Grant is a Managing Editor at La Folia, an online music review. His music writing has appeared in EAR Magazine and InMusic, and he was the publisher of The Periodic Journal of Bibliography (1990-95). A short article on Within (piano and tape) is in the Csound Magazine. Two short electroacoustic works have appeared in commercial compilations: Presence III and The Door Project.

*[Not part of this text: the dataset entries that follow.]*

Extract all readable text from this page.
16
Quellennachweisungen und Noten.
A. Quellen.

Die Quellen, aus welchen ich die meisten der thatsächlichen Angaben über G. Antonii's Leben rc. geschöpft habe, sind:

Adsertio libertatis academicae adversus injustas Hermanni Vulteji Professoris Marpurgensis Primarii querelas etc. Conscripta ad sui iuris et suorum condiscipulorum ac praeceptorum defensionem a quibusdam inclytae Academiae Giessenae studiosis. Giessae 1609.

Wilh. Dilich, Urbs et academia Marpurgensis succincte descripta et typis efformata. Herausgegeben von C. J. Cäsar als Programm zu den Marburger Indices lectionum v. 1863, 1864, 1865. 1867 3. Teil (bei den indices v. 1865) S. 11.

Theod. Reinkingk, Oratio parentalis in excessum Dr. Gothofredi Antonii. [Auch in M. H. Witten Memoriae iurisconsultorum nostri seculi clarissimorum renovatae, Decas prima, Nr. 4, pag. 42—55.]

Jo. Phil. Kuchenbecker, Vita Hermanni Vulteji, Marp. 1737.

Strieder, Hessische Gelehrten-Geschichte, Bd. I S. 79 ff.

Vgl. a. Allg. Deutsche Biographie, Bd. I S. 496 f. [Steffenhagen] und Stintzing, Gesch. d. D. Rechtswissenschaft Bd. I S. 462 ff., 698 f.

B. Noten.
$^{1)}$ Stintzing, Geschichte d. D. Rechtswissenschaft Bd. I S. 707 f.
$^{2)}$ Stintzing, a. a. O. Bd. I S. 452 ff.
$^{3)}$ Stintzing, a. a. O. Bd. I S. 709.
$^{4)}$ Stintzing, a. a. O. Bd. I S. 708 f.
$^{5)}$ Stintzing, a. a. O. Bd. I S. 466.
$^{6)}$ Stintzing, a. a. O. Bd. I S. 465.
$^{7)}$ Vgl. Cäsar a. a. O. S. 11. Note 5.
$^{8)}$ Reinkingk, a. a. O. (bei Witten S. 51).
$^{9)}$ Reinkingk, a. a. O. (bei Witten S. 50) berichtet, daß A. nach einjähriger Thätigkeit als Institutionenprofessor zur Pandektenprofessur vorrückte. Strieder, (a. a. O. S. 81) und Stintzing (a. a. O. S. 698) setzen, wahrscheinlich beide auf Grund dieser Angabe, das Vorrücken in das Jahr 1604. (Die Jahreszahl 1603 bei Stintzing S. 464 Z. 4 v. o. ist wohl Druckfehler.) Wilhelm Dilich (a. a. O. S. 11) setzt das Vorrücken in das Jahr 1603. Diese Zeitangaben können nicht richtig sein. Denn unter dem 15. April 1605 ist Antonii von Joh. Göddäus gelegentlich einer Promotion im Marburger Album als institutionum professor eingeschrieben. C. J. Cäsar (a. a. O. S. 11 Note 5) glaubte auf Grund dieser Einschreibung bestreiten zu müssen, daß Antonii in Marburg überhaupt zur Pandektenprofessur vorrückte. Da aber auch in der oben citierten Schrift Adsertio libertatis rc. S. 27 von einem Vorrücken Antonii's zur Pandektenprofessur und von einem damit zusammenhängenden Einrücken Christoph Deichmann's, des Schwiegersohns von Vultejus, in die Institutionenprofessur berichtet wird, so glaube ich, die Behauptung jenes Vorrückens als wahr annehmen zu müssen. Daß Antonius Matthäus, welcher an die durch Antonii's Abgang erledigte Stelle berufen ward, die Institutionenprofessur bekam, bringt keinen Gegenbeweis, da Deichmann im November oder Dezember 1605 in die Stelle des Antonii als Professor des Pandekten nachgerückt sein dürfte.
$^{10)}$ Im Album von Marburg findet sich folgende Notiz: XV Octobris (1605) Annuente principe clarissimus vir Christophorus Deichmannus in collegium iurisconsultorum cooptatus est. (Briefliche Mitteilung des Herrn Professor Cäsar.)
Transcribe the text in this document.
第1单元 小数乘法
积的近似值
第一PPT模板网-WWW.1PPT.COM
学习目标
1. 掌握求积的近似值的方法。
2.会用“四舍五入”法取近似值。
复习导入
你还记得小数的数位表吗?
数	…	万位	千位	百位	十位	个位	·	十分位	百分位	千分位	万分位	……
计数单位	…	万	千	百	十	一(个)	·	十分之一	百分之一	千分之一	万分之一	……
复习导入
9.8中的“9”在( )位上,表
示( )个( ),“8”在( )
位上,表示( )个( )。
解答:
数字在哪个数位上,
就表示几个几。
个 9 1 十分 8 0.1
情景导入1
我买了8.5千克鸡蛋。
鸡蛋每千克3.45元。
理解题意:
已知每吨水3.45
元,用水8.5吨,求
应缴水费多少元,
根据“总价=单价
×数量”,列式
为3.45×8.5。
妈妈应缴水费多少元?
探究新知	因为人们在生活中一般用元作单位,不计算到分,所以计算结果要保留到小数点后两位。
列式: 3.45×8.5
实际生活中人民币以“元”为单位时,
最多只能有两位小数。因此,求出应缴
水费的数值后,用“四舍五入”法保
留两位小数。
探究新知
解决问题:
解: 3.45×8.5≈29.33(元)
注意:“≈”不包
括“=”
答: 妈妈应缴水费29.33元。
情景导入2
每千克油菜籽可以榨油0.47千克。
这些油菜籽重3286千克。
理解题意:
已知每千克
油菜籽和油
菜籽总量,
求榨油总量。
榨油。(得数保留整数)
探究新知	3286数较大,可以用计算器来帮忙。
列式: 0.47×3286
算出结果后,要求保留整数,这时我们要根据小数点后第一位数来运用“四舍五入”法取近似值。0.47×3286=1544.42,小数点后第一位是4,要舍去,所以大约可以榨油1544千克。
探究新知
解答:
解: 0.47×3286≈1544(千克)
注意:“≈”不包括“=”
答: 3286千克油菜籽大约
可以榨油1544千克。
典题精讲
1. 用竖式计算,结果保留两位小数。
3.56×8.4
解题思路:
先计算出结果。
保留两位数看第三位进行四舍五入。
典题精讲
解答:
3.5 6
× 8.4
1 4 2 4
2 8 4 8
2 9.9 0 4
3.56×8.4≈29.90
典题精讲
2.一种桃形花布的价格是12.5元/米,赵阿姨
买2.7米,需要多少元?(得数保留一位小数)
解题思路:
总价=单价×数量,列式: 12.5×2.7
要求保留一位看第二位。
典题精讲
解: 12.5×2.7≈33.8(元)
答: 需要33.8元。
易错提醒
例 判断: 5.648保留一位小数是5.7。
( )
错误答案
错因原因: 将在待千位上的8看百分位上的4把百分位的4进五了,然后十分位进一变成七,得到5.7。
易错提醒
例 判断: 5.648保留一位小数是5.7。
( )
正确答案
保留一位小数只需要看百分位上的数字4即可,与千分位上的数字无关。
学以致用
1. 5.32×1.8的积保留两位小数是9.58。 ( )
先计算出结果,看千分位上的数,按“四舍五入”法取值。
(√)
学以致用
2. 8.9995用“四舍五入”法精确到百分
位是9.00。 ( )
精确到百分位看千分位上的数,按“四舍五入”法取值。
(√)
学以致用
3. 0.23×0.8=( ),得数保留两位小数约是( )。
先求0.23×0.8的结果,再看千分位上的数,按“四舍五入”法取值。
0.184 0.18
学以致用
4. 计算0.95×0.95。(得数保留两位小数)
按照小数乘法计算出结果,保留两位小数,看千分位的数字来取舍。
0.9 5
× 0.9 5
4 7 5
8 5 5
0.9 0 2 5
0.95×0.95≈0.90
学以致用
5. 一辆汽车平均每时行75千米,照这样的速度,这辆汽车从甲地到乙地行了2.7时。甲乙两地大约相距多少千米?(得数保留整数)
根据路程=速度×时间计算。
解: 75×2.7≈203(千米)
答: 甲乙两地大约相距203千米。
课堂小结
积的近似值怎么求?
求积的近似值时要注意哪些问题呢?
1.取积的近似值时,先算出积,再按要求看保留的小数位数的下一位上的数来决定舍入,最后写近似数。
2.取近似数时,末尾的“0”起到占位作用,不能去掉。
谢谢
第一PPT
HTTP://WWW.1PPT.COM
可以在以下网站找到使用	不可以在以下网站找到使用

Kazumi Umeda’s diverse musical background includes a classical piano degree from the Oberlin Conservatory of Music, jazz studies at the Eastman School of Music, early collaborations with avant-gardist David Shea, and being a founding member of the hardcore punk band Teenage Depression, in which he played drums and was one of the principal songwriters. He has released four CDs with his rock band, New Providence, which originally included former members of The Microtones and G.G. Allin and the Holy Men) but has evolved into a one-man project in which Kazumi handles all instruments and vocals. New Providence has been described as “XTC-like...experimental pop genius, brilliant versatile stuff.” (Elysium Fanzine) He has also collaborated with the noise-improv group Jagged Ice, whose CD was released on Backbacon Records in 2007. In addition, he has scored numerous films, composed part-songs for the Boston-based Libella Quartet, and has directed a film that was shown at the Coney Island Film Festival in 2005. Kazumi lives in Brooklyn with his wife, Stephanie.